Elbridge Amos Stuart (E. A.) was born September 10, 1856 to a Quaker family of humble means in Guilford County, North Carolina. He died January 14, 1944 in Los Angeles, California. He was an American consumer products industrialist and creator of Carnation evaporated milk and its famous slogan, milk produced by “Contented Cows.”

In his early years, he tried his hand at least three distinct business ventures, none of which were successful. Never giving up, E. A. kept searching for the right opportunity, and in 1899, found his avenue to success.

Carnation Company

On September 6, 1899, Stuart and a business partner founded the Pacific Coast Condensed Milk Company in Kent, Washington along with the man who held the patent for evaporated milk. Stuart became its first president (a post he held until 1932, then serving as chairman from 1932 to 1944). Its product was based on the relatively new process of commercial evaporation of beverages. Stuart believed that there was value in sanitary milk at a time when fresh milk was neither universally available nor always drinkable.  He correctly believed that his product would join other staples on grocers’ shelves.
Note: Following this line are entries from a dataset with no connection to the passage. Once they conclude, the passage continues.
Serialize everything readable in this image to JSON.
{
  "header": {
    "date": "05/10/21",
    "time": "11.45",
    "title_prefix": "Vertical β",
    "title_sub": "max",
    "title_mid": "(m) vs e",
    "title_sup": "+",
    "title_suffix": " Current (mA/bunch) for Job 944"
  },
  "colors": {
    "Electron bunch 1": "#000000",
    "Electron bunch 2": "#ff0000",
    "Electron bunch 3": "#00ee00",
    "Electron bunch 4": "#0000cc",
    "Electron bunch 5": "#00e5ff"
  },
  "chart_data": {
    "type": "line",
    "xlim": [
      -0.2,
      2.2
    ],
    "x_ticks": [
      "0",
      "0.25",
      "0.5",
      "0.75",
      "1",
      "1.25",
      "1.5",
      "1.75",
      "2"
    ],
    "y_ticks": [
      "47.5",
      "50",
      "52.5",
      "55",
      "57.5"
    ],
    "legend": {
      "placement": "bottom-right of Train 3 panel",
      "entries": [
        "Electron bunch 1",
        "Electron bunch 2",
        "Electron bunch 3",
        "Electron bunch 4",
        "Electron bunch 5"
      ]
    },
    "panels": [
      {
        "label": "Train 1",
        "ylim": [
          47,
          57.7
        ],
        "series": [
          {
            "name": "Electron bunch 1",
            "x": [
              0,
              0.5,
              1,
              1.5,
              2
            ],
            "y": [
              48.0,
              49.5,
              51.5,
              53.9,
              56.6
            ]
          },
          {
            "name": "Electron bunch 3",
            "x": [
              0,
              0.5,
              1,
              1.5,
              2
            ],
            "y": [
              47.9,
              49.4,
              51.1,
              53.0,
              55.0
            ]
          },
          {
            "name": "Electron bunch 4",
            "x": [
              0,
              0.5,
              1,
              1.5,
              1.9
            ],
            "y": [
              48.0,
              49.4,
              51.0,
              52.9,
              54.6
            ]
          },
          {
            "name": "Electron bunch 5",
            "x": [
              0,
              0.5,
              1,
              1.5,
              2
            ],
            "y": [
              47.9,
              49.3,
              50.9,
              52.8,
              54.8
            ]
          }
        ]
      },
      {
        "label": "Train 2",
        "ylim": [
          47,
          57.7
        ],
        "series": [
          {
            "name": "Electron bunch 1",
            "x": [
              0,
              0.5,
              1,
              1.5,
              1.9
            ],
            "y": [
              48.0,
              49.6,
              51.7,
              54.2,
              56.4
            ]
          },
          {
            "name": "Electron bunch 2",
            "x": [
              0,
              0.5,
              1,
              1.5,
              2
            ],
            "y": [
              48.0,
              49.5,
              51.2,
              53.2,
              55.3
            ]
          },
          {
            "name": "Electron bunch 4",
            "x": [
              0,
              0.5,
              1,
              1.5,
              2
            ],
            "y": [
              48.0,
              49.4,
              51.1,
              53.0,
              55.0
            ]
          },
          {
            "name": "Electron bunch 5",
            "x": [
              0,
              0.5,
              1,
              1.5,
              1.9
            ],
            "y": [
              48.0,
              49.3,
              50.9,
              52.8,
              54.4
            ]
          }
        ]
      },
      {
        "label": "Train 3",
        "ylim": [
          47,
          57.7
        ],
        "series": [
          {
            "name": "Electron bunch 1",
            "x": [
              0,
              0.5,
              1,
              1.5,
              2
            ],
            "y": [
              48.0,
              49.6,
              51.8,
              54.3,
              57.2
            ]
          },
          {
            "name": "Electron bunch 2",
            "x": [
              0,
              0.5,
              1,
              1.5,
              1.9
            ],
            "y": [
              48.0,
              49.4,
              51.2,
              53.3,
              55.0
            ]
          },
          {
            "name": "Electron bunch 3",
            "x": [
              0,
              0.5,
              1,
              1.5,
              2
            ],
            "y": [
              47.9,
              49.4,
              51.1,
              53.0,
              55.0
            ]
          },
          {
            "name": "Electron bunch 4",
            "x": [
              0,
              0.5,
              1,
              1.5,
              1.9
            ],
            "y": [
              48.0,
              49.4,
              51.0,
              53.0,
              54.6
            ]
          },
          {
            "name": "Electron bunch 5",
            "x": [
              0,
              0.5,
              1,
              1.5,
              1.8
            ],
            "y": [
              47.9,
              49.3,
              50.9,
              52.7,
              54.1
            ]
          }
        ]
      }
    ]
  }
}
In 1901, Stuart’s partner sold his share of the business, but he persevered. As sales gradually grew, Stuart sought a more appealing and memorable brand name for the product. Looking everywhere for inspiration, one day he passed a tobacconist’s window in downtown Seattle and saw a display of cigars around a sign with the name: Carnation. His own firm subsequently adopted the name Carnation Evaporated Milk Company.

One of the most important things Stuart had learned on his father’s farm was that high-quality milk came from healthy cows. To ensure premium standards, he distributed and sold pure bred Holstein bulls and cows to farmers all over the world. Their offspring, selected for milk productivity supplied Carnation Evaporated Milk plants. Eventually, Stuart established a breeding farm, named Carnation Farms, where the application of new principles of husbandry continually improved the productivity of the farmers’ herds, enabling those farmers to earn better livings while helping Carnation to produce higher quality finished products. Carnation cows held the world milk production record for 32 consecutive years. The town of Tolt, Washington, was later renamed Carnation after the nearby breeding and research farms.
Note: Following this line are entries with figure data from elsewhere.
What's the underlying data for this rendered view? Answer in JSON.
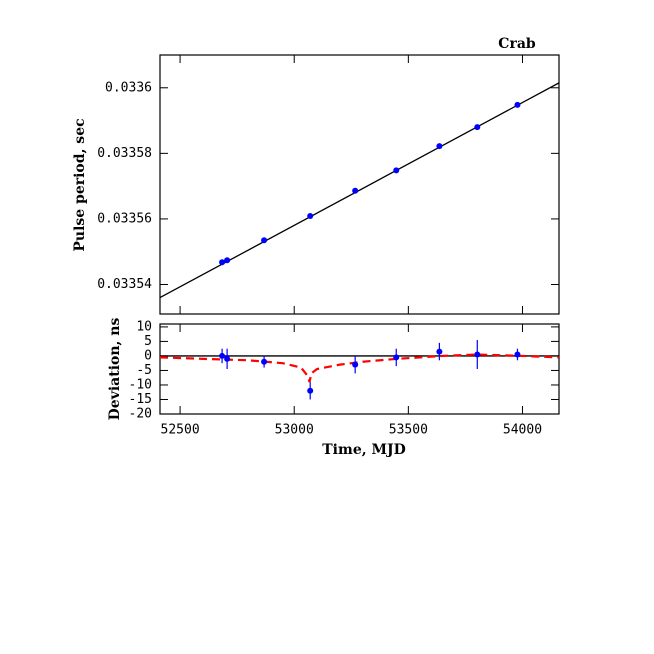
{
  "chart_data": [
    {
      "type": "scatter",
      "title": "Crab",
      "y_label": "Pulse period, sec",
      "x": [
        52684,
        52706,
        52868,
        53070,
        53267,
        53447,
        53636,
        53802,
        53978
      ],
      "values": [
        0.0335468,
        0.0335474,
        0.0335535,
        0.0335609,
        0.0335686,
        0.0335748,
        0.0335822,
        0.033588,
        0.0335948
      ],
      "color": "#0000ff",
      "fit": {
        "x": [
          52412,
          54160
        ],
        "values": [
          0.033536,
          0.0336015
        ],
        "color": "#000000"
      },
      "xlim": [
        52412,
        54160
      ],
      "xticks": [
        52500,
        53000,
        53500,
        54000
      ],
      "ylim": [
        0.033531,
        0.03361
      ],
      "yticks": [
        0.03354,
        0.03356,
        0.03358,
        0.0336
      ]
    },
    {
      "type": "scatter",
      "x_label": "Time, MJD",
      "y_label": "Deviation, ns",
      "x": [
        52684,
        52706,
        52868,
        53070,
        53267,
        53447,
        53636,
        53802,
        53978
      ],
      "values": [
        0,
        -1,
        -2,
        -12,
        -3,
        -0.5,
        1.5,
        0.5,
        0.5
      ],
      "errors": [
        2.5,
        3.5,
        2,
        3,
        3,
        3,
        3,
        5,
        2
      ],
      "color": "#0000ff",
      "reference_line": {
        "value": 0,
        "color": "#000000"
      },
      "model": {
        "x": [
          52412,
          52600,
          52800,
          52950,
          53030,
          53060,
          53067,
          53075,
          53100,
          53200,
          53300,
          53450,
          53650,
          53800,
          54000,
          54160
        ],
        "values": [
          -0.5,
          -1,
          -1.5,
          -2.5,
          -4,
          -7,
          -9,
          -6,
          -4.5,
          -3,
          -2,
          -1,
          0,
          0.5,
          0,
          -0.5
        ],
        "color": "#ff0000"
      },
      "xlim": [
        52412,
        54160
      ],
      "xticks": [
        52500,
        53000,
        53500,
        54000
      ],
      "ylim": [
        -20,
        11
      ],
      "yticks": [
        10,
        5,
        0,
        -5,
        -10,
        -15,
        -20
      ]
    }
  ]
}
The success of evaporated milk laid a strong foundation for an enterprise that expanded into many other popular product lines and across the globe. These included fresh milk and ice cream, pet food products like Friskies brand pet foods, Contadina brand of Italian and pasta products, and Albers large animal feed. In 1985, the company was sold to Nestlé.

A Legacy of Giving

E. A. Stuart was always interested in family and community. He donated money to important causes long before he established foundations to formalize his giving. E. A. solidified his philanthropic efforts in 1937 when he established the Elbridge Amos Stuart Foundation. Four years later, on the 57th anniversary of his marriage, he created the Mary Horner Stuart Foundation. A third foundation was founded later by his son Elbridge H. Stuart. All three foundations were later merged into the current Stuart Foundation based in San Francisco. Continuing the tradition of philanthropy, Dwight L. Stuart, E. H.’s son, established a foundation which is also now part of the Stuart Foundation.
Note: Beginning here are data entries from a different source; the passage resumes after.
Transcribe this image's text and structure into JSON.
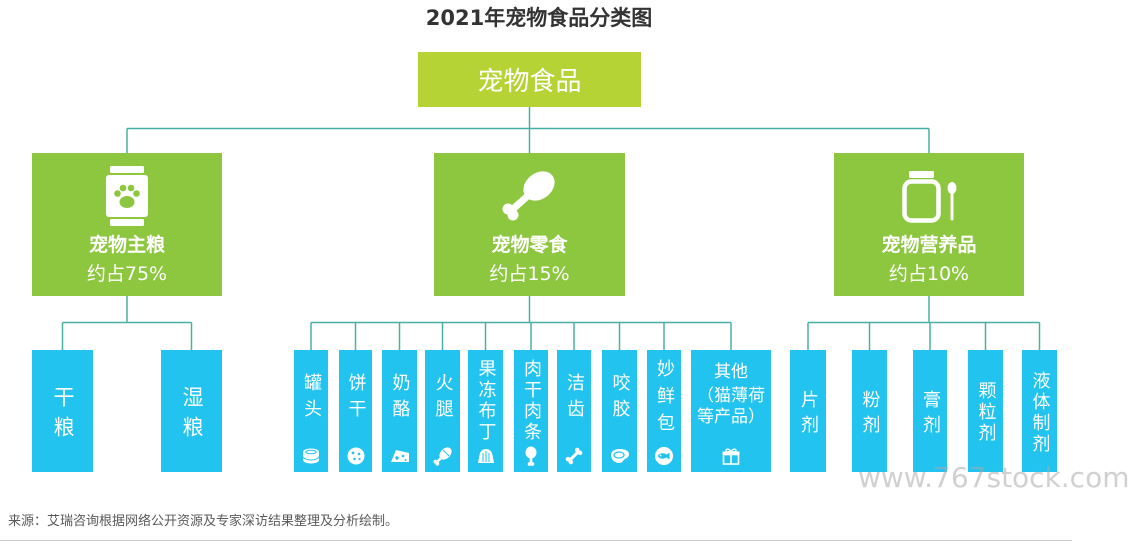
{
  "title": "2021年宠物食品分类图",
  "root": {
    "label": "宠物食品"
  },
  "categories": [
    {
      "name": "宠物主粮",
      "share": "约占75%",
      "icon": "pet-food-bag-icon",
      "children": [
        {
          "label": "干粮"
        },
        {
          "label": "湿粮"
        }
      ]
    },
    {
      "name": "宠物零食",
      "share": "约占15%",
      "icon": "drumstick-icon",
      "children": [
        {
          "label": "罐头",
          "icon": "can-icon"
        },
        {
          "label": "饼干",
          "icon": "biscuit-icon"
        },
        {
          "label": "奶酪",
          "icon": "cheese-icon"
        },
        {
          "label": "火腿",
          "icon": "ham-icon"
        },
        {
          "label": "果冻布丁",
          "icon": "jelly-pudding-icon"
        },
        {
          "label": "肉干肉条",
          "icon": "drumstick-icon"
        },
        {
          "label": "洁齿",
          "icon": "bone-icon"
        },
        {
          "label": "咬胶",
          "icon": "steak-icon"
        },
        {
          "label": "妙鲜包",
          "icon": "fish-icon"
        },
        {
          "label": "其他",
          "note": "（猫薄荷等产品）",
          "icon": "gift-icon"
        }
      ]
    },
    {
      "name": "宠物营养品",
      "share": "约占10%",
      "icon": "supplement-jar-icon",
      "children": [
        {
          "label": "片剂"
        },
        {
          "label": "粉剂"
        },
        {
          "label": "膏剂"
        },
        {
          "label": "颗粒剂"
        },
        {
          "label": "液体制剂"
        }
      ]
    }
  ],
  "source": "来源：艾瑞咨询根据网络公开资源及专家深访结果整理及分析绘制。",
  "watermark": "www.767stock.com",
  "colors": {
    "root": "#b5d334",
    "category": "#8dc63f",
    "leaf": "#22c3ee",
    "connector": "#48b0a2",
    "title": "#333333"
  }
}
After the foundations were merged into one unified strategic grantmaking foundation, it focused on public education, child welfare and youth development in California and Washington State. Founders E. A. Stuart, his son E. H., and grandson Dwight, were strong believers in the American ideals of hard work, education, personal integrity, sacrifice, and honesty, with commitment to family and community. E. A. especially thought that America was a land of opportunity for all people and he believed in helping others who were striving to improve their lives. Descendants of these visionary men share these values and vision and continue the work to strengthen opportunity for all young people through education, including those furthest from opportunity.